Жюри совещалось. Старшина как будто не соглашался с остальными. Ральф нетерпеливо смотрел на присяжных. Неужели они еще могут сомневаться, после того что сказал судья? Правда, с присяжными дело такое… Но не может же сейчас все рухнуть, думал граф. В конце концов они, кажется, пришли к единому решению, хотя землевладелец так и не смог понять, чье мнение возобладало. Старшина встал:

– Мы считаем, что Сэм Вигли виновен в убийстве.

Фитцджеральд впился глазами в старого врага. Вулфрика будто пырнули ножом. Он побледнел и словно от боли закрыл глаза. Граф попытался сдержать торжествующую улыбку. Сэр Льюис обернулся к нему, и Ральф оторвал взгляд от Вулфрика.

– И что вы думаете об этом вердикте? – спросил судья.

– Единственно верный, что же еще.

Сэр Льюис кивнул.

– Присяжные не подали просьбу о помиловании.

– Они не хотят, чтобы беглый виллан избежал наказания за убийство сына своего старосты.

– Значит, высшая мера?

– Разумеется!

Судья развернулся к залу. Ширинг опять впился глазами в Вулфрика. Все остальные смотрели на сэра Льюиса.

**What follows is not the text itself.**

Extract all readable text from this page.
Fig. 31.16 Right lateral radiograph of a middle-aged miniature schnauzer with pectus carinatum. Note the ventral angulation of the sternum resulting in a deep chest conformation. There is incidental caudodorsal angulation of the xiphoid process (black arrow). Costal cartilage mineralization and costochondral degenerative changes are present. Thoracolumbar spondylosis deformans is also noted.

– Сэм Вигли, ты убил сына старосты твоей деревни и приговорен к смерти. Тебя повесят на рыночной площади Ширинга завтра на рассвете, и да будет милостив Господь к твоей душе.

Вулфрик зашатался. Младший сын поддержал его, иначе крестьянин упал бы. «Да пусть падает, – хотел сказать Ральф, – с ним покончено». Граф посмотрел на Гвенду. Она держала Сэма за руку, но смотрела на Фитцджеральда‑младшего. Выражение ее лица удивило его. Ширинг ожидал горя, слез, криков, истерики. Но взгляд был твердым. В глазах светилась ненависть и что‑то еще. Вызов. В отличие от мужа ее это не сокрушило. И Ральфу показалось, что дело не кончено. Смотрит так, будто у нее есть какие‑то козыри, подумал он.

 

 

Когда Сэма уводили, Керис заплакала, но Мерфин, пожалуй, не горевал. Это трагедия для Гвенды, и ему очень жаль Вулфрика, но для всех остальных неплохо, что убийцу повесят. Джонно выполнял требования закона. Может быть, плохого закона, несправедливого, закона, угнетающего людей, но это еще не давало Сэму права убивать Джонно. И потом, Натан все‑таки пострадал. То, что Рива никто не любил, дела не меняло.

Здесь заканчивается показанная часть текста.